I'm Richard Wynn, Director of Eagle Card Services for Georgia Southern University in Statesboro, Georgia.

Georgia Southern is a mobile credential school, and Georgia Southern also made the decision to be a mobile first campus.

The transact products that Georgia Southern University is using include TSE on-premise, cloud POS, of course eAccounts.

One of the big pain points we wanted to solve was student experience.

It blew me away to watch the student use the phone at a door as they were talking on it … not even interrupting the conversation.

Our orientations would happen, we'd have 10 or 15 of them over the summer, where Georgia Southern would have 350 to 400 students coming in, they'd get a photo taken, they'd wait for a minute or so, and then we would issue them their card.

In 2020, when the pandemic happened, we moved to online photo submission, and that changed the way Georgia Southern produced identification cards.

At first, we would mail the physical card to the students after they would send the photo in through online photo submission.

That was still kind of a clumsy process.

So when administration, the Vice President of Business and Finance, saw a video from Mercer that showed their mobile credential, and he contacted me and said, have you seen this?

I said, yes, sir, I have.

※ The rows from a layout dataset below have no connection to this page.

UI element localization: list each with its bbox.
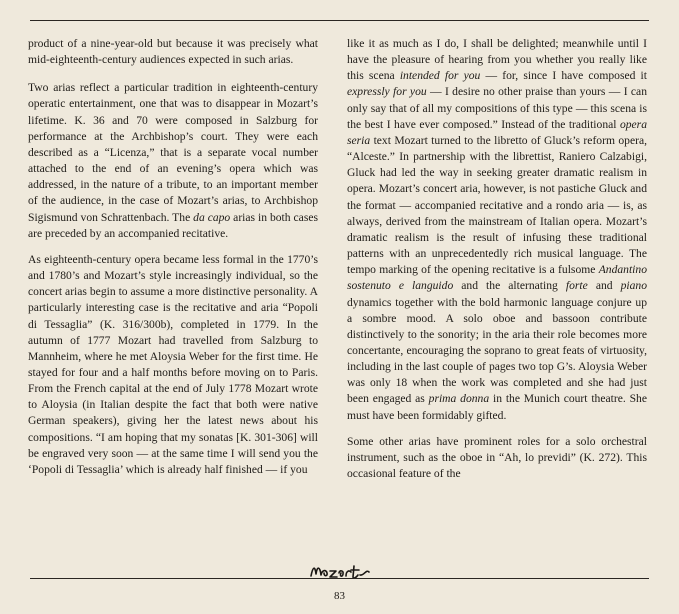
paragraph-solo-instrument: Some other arias have prominent roles for a solo orchestral instrument, such as the oboe in “Ah, lo previdi” (K. 272). This occasional feature of the (347, 434, 647, 481)
left-column (28, 36, 318, 488)
paragraph-licenza: Two arias reflect a particular tradition in eighteenth-century operatic entertainment, one that was to disappear in Mozart’s lifetime. K. 36 and 70 were composed in Salzburg for performance at the Archbishop’s court. They were each described as a “Licenza,” that is a separate vocal number attached to the end of an evening’s opera which was addressed, in the nature of a tribute, to an important member of the audience, in the case of Mozart’s arias, to Archbishop Sigismund von Schrattenbach. The da capo arias in both cases are preceded by an accompanied recitative. (28, 81, 318, 240)
right-column (347, 36, 647, 492)
top-rule (30, 20, 649, 21)
mozart-signature-logo (0, 560, 679, 587)
paragraph-popoli: As eighteenth-century opera became less formal in the 1770’s and 1780’s and Mozart’s style increasingly individual, so the concert arias begin to assume a more distinctive personality. A particularly interesting case is the recitative and aria “Popoli di Tessaglia” (K. 316/300b), completed in 1779. In the autumn of 1777 Mozart had travelled from Salzburg to Mannheim, where he met Aloysia Weber for the first time. He stayed for four and a half months before moving on to Paris. From the French capital at the end of July 1778 Mozart wrote to Aloysia (in Italian despite the fact that both were native German speakers), giving her the latest news about his compositions. “I am hoping that my sonatas [K. 301-306] will be engraved very soon — at the same time I will send you the ‘Popoli di Tessaglia’ which is already half finished — if you (28, 252, 318, 476)
page-number: 83 (334, 590, 345, 602)
bottom-rule (30, 578, 649, 579)
paragraph-continued: product of a nine-year-old but because it was precisely what mid-eighteenth-century audiences expected in such arias. (28, 37, 318, 67)
paragraph-alceste: like it as much as I do, I shall be delighted; meanwhile until I have the pleasure of hearing from you whether you really like this scena intended for you — for, since I have composed it expressly for you — I desire no other praise than yours — I can only say that of all my compositions of this type — this scena is the best I have ever composed.” Instead of the traditional opera seria text Mozart turned to the libretto of Gluck’s reform opera, “Alceste.” In partnership with the librettist, Raniero Calzabigi, Gluck had led the way in seeking greater dramatic realism in opera. Mozart’s concert aria, however, is not pastiche Gluck and the format — accompanied recitative and a rondo aria — is, as always, derived from the mainstream of Italian opera. Mozart’s dramatic realism is the result of infusing these traditional patterns with an unprecedentedly rich musical language. The tempo marking of the opening recitative is a fulsome Andantino sostenuto e languido and the alternating forte and piano dynamics together with the bold harmonic language conjure up a sombre mood. A solo oboe and bassoon contribute distinctively to the sonority; in the aria their role becomes more concertante, encouraging the soprano to great feats of virtuosity, including in the last couple of pages two top G’s. Aloysia Weber was only 18 when the work was completed and she had just been engaged as prima donna in the Munich court theatre. She must have been formidably gifted. (347, 37, 648, 422)
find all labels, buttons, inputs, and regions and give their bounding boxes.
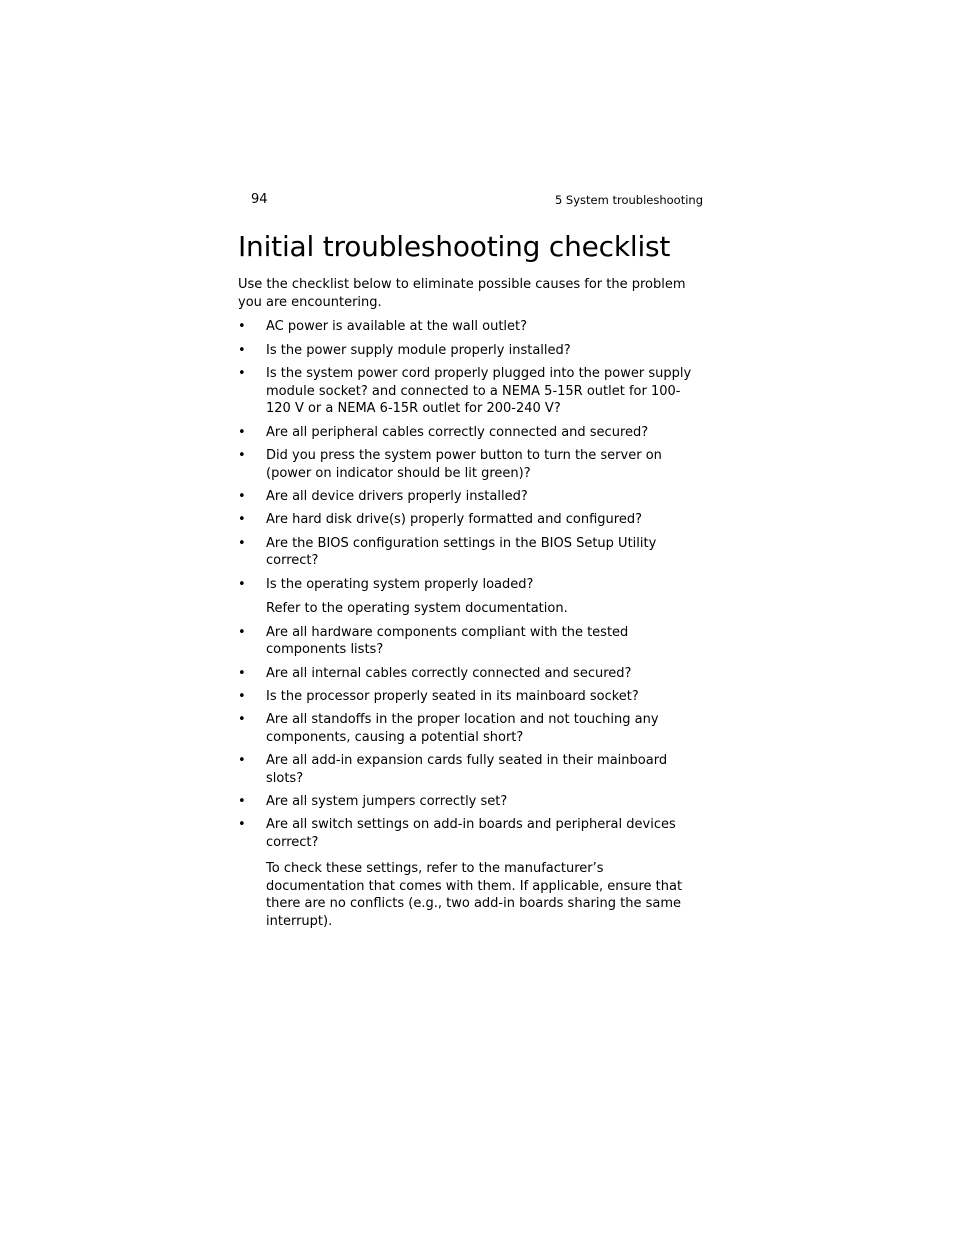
bullet-icon: • [238,817,246,833]
checklist-item [238,424,704,442]
checklist-item-text: AC power is available at the wall outlet? [266,319,528,335]
checklist-item-text: Are hard disk drive(s) properly formatted and configured? [266,512,643,528]
page-number: 94 [251,192,268,207]
checklist-item [238,752,704,787]
bullet-icon: • [238,366,246,381]
bullet-icon: • [238,535,246,551]
bullet-icon: • [238,665,246,681]
checklist-item [238,665,704,683]
bullet-icon: • [238,448,246,463]
bullet-icon: • [238,489,246,504]
checklist-item-text: Is the system power cord properly plugged into the power supply module socket? and connected to a NEMA 5-15R outlet for 100-120 V or a NEMA 6-15R outlet for 200-240 V? [266,366,692,417]
checklist-item [238,576,704,618]
section-title: Initial troubleshooting checklist [238,230,671,263]
bullet-icon: • [238,512,246,528]
checklist-item-text: Are all internal cables correctly connected and secured? [266,665,632,681]
bullet-icon: • [238,794,246,810]
checklist-item [238,535,704,570]
checklist-item-note: To check these settings, refer to the manufacturer’s documentation that comes with them. If applicable, ensure that there are no conflicts (e.g., two add-in boards sharing the same interrupt). [266,860,683,929]
bullet-icon: • [238,688,246,704]
checklist-item-text: Are all switch settings on add-in boards and peripheral devices correct? [266,817,676,851]
checklist-item-text: Are all hardware components compliant with the tested components lists? [266,624,629,658]
checklist-item-text: Is the operating system properly loaded? [266,576,534,592]
checklist-item [238,447,704,482]
bullet-icon: • [238,712,246,728]
checklist-item-text: Is the power supply module properly installed? [266,342,571,358]
troubleshooting-checklist [238,318,704,930]
checklist-item [238,688,704,706]
bullet-icon: • [238,319,246,335]
checklist-item [238,342,704,360]
checklist-item-note: Refer to the operating system documentation. [266,601,568,617]
bullet-icon: • [238,753,246,769]
bullet-icon: • [238,424,246,440]
checklist-item [238,816,704,930]
checklist-item [238,511,704,529]
checklist-item [238,624,704,659]
checklist-item-text: Are all add-in expansion cards fully seated in their mainboard slots? [266,753,668,786]
bullet-icon: • [238,624,246,640]
checklist-item-text: Are the BIOS configuration settings in the BIOS Setup Utility correct? [266,535,657,569]
bullet-icon: • [238,342,246,358]
running-head: 5 System troubleshooting [554,193,703,207]
checklist-item-text: Did you press the system power button to turn the server on (power on indicator should be lit green)? [266,448,662,481]
intro-paragraph: Use the checklist below to eliminate possible causes for the problem you are encountering. [238,277,686,310]
checklist-item-text: Are all system jumpers correctly set? [266,794,508,810]
checklist-item [238,365,704,418]
checklist-item-text: Are all device drivers properly installed? [266,489,528,504]
checklist-item [238,318,704,336]
checklist-item-text: Is the processor properly seated in its mainboard socket? [266,688,639,704]
page-content [238,230,704,936]
bullet-icon: • [238,576,246,592]
checklist-item-text: Are all peripheral cables correctly connected and secured? [266,424,649,440]
checklist-item-text: Are all standoffs in the proper location and not touching any components, causing a potential short? [266,712,659,745]
checklist-item [238,711,704,746]
checklist-item [238,793,704,811]
checklist-item [238,488,704,506]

I've been trying to get you to look at this two or three years now.

He said, we need to have this for our students.

So at that point, I started to put together a project plan, find out what funding was going to be needed for that, and we moved forward with it.

That has changed the way Card Services does business at Georgia Southern.

Now we only have the exceptions come in to Card Services, because everybody is just provisioning a mobile credential over the air.

So the first time I observed walking into one of our residence halls, it blew me away to watch the student use the phone as they were talking on it and just not even interrupting the conversation.

Tap it to the door, continue with their conversation.

Now they're tapping their phone in order to get into our dining services.

It has made entry into our dining services much, much faster. When you had to hand a card to a cashier, it was a little clumsy, and now it happens so fast that it's really created a much better throughput going into our dining services, so it has really made a much better experience for our students.